Olisias Gultom, Direktur Sahita Institute (HINTS)  menegaskan “Seluruh pemangku kepentingan perlu memperhatikan bahwa praktik-praktik korupsi telah berkontribusi pada kerusakan lingkungan dan meminggirkan masyarakat lokal pada industri ini. Di tambah lemahnya keberpihakan pada akses penghidupan yang layak untuk para perkerja. Pembangunan industri atau hilirisasi harus sejalan dengan prinsip kemanusiaan dan keadilan sosial.
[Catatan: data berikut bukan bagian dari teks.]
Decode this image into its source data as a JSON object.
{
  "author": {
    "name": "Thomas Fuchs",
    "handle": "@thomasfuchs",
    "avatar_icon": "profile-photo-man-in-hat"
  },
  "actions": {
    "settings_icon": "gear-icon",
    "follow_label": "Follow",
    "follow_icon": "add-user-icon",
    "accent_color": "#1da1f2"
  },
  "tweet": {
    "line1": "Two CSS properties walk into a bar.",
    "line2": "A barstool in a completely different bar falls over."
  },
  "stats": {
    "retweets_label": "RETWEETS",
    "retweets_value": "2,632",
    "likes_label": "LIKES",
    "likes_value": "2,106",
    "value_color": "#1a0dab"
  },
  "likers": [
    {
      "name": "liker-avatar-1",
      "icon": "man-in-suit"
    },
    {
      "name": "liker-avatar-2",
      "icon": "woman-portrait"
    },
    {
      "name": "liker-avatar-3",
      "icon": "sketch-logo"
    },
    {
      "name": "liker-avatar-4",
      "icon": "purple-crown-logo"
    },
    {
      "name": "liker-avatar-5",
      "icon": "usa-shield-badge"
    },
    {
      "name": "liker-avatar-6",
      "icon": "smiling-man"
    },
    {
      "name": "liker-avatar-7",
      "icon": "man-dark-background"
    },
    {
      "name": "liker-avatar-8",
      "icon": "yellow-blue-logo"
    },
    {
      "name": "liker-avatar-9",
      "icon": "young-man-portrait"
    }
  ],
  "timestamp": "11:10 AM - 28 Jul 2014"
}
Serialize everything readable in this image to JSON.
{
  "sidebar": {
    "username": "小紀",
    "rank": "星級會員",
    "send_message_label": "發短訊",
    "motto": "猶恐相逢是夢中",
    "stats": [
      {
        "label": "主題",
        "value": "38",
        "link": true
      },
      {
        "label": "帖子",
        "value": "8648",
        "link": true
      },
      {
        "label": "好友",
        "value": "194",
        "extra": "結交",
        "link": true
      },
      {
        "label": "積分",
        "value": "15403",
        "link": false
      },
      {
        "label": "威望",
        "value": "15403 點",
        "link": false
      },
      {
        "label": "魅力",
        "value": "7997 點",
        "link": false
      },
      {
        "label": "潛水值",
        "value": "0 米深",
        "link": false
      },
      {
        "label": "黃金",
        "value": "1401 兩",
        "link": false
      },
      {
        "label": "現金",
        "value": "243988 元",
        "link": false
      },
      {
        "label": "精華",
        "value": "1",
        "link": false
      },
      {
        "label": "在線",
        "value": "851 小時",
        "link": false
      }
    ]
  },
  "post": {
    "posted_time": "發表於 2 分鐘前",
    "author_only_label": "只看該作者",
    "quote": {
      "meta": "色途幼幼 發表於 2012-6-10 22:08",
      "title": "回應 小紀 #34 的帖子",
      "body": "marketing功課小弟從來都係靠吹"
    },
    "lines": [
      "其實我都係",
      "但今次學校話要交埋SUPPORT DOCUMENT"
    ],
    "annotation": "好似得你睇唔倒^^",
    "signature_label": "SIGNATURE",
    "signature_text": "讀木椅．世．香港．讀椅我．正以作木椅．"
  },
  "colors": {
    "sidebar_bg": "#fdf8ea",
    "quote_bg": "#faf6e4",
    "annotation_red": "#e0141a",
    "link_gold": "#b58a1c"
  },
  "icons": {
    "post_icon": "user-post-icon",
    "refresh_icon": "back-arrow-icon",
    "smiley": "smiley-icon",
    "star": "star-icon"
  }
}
Saat ini sangat mendesak harus dilakukan sebelum kesalahan yang lebih besar terjadi dan mengakibatkan kerusakan parah pada semua aspek kehidupan.”

Dampak Sosial, Ekonomi, dan Ketenagakerjaan yang Diabaikan

Perkembangan pesat industri nikel yang tidak sejalan dengan komitmen pemerintah daerah dalam menjaga kebutuhan energi dan pangan masyarakat di wilayah tersebut. Daya beli masyarakat semakin merosot akibat kebijakan yang tidak berpihak pada rakyat kecil. Kondisi ini diperparah dengan tidak adanya upaya nyata untuk merehabilitasi lingkungan pasca bencana ekologis, yang mengakibatkan hilangnya sumber penghidupan utama, seperti nelayan, dan terbatasnya peluang pekerjaan alternatif bagi masyarakat yang terdampak aktivitas tambang dan hilirisasi nikel.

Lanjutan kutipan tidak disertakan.